I consider changing how you stream based on the object you are streaming to do be a horrible idea that completely ignores the whole point of how the stream objects are intended to work. So, I would create a member class or function which returns an object of a type that handles the stream differently. So, for example, if you wanted to provide a colorized stream, you would call:

std::cout << myclass.colorstreamer << endl;

Edit:

Your proposal for handling streams is a bad idea because you have no clue how other people are going to use your code. It is completely unintuitive for a stream to behave differently depending on what object is doing the streaming. I liken this to having a function which returns a different result depending on who called it rather than dependent on what its arguments are, though I acknowledge that technically the stream is an argument.

As for how to do it this way, one way would be to create a colorstreamer, make this new class a member of myclass and make myclass a member of colorstreamer, then make colorstreamer's stream operator a friend of myclass. I'm more worried about the semantics of calling the function (i.e. using .colorstreamer to control how it streams rather than using the stream itself) than I am about how to implement it. My suggestion for how to implement it is quite possibly a bad way to do it; my C++ is rusty.

Brian
Could you please elaborate a little more on why it is a bad idea and could you be more specific as to how to approach the problem your way?
Jordan
@Jordan: Edited to answer your questions, though I think Martin York's comment on your question (i.e. "The whole point of using streams...") is a better wording for why it is a bad idea.
Brian
+1  A: 

It sounds like what you really want to know is not whether the stream is cout but whether the underlying file descriptor is attached to a terminal?

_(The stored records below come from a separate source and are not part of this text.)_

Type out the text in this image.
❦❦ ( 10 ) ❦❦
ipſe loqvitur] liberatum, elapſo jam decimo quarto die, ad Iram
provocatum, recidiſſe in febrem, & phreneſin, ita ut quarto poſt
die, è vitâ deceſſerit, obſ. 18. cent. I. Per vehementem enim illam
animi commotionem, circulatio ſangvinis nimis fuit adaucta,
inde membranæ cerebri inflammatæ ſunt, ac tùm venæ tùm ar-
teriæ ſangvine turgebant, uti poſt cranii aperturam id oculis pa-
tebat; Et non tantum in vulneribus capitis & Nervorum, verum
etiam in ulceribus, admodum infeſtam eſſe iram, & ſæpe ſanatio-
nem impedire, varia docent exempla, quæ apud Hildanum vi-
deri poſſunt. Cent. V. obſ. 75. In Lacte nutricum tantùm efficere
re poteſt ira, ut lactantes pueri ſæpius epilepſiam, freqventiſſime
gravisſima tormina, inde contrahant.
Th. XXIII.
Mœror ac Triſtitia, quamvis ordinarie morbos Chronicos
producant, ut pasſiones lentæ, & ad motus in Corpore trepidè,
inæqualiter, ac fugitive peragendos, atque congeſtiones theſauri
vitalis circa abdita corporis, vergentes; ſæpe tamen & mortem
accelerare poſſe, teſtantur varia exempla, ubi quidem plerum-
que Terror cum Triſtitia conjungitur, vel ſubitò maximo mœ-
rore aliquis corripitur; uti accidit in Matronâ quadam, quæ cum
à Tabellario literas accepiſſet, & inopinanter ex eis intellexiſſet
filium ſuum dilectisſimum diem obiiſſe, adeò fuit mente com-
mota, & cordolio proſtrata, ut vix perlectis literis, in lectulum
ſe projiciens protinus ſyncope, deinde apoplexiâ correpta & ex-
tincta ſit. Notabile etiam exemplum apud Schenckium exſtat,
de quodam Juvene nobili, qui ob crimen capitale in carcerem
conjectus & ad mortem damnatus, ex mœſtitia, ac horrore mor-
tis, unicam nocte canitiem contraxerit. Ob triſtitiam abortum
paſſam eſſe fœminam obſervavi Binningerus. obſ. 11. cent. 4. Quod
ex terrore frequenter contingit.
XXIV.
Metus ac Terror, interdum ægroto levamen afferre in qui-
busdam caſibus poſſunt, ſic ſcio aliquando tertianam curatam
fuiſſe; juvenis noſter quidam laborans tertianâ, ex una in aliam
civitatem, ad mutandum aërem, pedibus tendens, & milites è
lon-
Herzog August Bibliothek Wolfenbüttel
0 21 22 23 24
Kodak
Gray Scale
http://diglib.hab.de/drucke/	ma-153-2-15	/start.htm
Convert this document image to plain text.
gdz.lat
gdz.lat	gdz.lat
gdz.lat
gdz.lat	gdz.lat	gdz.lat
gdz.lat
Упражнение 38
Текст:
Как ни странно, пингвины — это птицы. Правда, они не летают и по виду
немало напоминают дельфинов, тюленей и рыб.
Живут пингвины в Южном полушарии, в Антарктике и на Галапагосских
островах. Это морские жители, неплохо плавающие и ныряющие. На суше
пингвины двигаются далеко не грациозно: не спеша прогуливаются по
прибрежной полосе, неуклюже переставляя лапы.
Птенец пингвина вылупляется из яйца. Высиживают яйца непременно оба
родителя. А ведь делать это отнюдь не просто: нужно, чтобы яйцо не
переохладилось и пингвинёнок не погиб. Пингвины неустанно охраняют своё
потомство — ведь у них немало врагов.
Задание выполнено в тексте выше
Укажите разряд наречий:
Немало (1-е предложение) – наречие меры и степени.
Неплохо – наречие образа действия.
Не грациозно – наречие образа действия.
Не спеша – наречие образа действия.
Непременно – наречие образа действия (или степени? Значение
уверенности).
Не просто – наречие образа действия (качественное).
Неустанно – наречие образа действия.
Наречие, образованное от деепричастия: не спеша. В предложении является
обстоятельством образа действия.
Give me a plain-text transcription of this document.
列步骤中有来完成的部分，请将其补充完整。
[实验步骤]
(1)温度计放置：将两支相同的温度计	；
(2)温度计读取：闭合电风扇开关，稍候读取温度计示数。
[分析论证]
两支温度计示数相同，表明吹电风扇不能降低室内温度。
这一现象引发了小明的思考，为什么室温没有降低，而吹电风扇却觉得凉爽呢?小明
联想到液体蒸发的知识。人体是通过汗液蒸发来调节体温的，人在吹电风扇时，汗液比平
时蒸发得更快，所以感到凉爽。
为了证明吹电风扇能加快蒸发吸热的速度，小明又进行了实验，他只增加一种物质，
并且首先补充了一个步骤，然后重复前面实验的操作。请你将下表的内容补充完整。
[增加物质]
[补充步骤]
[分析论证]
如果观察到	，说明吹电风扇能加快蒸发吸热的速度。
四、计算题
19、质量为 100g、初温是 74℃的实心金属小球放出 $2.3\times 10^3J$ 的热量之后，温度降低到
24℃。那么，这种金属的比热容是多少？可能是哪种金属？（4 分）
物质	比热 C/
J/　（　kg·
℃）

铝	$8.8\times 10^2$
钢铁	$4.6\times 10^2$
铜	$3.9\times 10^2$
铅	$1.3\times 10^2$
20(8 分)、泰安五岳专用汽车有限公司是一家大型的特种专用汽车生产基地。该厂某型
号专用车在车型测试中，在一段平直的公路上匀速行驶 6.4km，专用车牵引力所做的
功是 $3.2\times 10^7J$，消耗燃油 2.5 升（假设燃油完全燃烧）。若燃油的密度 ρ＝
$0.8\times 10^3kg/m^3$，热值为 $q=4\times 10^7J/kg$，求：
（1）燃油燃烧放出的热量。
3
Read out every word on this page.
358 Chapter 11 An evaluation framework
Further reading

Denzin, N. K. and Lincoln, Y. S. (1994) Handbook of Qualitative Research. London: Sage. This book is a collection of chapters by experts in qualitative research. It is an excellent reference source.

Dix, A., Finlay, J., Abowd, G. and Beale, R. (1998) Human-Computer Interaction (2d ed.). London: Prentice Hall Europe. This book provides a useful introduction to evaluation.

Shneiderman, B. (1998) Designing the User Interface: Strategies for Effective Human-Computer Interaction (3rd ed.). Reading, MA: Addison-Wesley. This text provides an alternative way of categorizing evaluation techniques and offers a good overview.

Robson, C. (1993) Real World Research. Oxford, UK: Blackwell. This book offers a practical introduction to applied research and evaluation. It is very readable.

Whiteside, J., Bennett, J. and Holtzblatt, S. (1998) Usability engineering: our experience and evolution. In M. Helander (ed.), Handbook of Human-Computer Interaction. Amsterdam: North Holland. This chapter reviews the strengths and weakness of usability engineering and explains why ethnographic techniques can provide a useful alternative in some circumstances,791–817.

If that is so, you need the underlying file descriptor. Unfortunately, you can't get that from a iostream. If it's possible to use cstdio instead of iostream, then you can. If you do have the file descriptor, determining if you are writing to a terminal is a simple as seeing if tcgetattr() returns -1.

Also, don't let anyone tell you not do implement some functionality that you need because it tarnishes the purity of some leaky abstraction. If you really need different behavior, then do what you need to do to produce that functionality.